È stata una sfida inedita quella tra il 17enne di Massa Carrara, vincitore lo scorso anno degli Australian Open junior, e il 22enne di Mosca che ha iniziato il 2020 conquistando i titoli a Doha ed Adelaide. Tre break hanno caratterizzato l’inizio del primo set: due per Rublev ed uno per Musetti con il Next Gen azzurro che nel quarto gioco ha mancato due opportunità di fila per mettere a segno il secondo conto-break.

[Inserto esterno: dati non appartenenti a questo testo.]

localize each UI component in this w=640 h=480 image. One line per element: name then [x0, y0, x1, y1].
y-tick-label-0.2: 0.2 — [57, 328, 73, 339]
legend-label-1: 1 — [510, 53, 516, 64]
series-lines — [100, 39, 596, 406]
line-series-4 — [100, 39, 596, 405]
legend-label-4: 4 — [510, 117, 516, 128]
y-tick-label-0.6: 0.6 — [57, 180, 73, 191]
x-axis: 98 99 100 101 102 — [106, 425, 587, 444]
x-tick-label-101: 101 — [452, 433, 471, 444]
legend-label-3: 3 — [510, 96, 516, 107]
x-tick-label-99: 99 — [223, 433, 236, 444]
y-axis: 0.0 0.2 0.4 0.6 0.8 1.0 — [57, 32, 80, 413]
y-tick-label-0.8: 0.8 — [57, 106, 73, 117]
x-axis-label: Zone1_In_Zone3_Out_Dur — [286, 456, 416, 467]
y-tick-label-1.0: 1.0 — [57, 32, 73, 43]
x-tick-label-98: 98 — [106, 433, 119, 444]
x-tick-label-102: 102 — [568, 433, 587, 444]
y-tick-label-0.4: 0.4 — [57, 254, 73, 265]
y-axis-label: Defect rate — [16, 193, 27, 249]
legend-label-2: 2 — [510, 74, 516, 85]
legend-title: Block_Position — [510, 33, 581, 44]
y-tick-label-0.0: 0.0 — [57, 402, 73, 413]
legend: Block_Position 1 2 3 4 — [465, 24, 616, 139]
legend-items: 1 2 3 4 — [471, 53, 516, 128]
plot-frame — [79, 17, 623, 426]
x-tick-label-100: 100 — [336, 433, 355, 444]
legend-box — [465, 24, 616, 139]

E sostanzialmente è stato proprio questo game a decidere il primo parziale visto che entrambi hanno tenuto in scioltezza i rispettivi turni di servizio e soprattutto che il 17enne carrarese ha tenuto piuttosto bene il ritmo del suo più quotato avversario che ha comunque finito per archiviare il set per 6-4.

Musetti ha accusato un piccolo calo di intensità in avvio di seconda frazione: ha annullato la prima palla break ma non la seconda. Rublev da parte sua ha aumentato il ritmo degli scambi ed è salito 2-0. Nel terzo game Lorenzo è stato bravissimo ad evitare il doppio break infilando cinque punti consecutivi dallo 0-40, in quello successivo ha riagganciato il suo avversario (2-2) e nel quinto gioco, dopo ave recuperato da 15-40 annullando due palle-break, è passato a condurre 3-2 inanellando il terzo game di fila. Anche nel settimo gioco l’azzurro ha salvato una palla-break ma nel nono l’impresa non gli è riuscita ed il 22enne moscovita gli ha strappato la battuta guadagnandosi la chance di servire per il match. E non se l’è lasciata sfuggire siglando il 6-4 con un ace.

Resta comunque l’ottimo torneo del tennista toscano, seguito da coach Simone Tartarini, che nelle qualificazioni ha battuto il suo primo top 100, l’australiano Alexei Popyrin, ed il russo Evgeny Donskoy (n.114 Atp), uno che su questi campi tre anni fa negli ottavi si era permesso il lusso di eliminare Roger Federer. Grazie a questo risultato lunedì prossimo Musetti firmerà un nuovo best ranking, entrando per la prima volta in carriera nei primi 300 (dovrebbe assestarsi intorno al numero 285).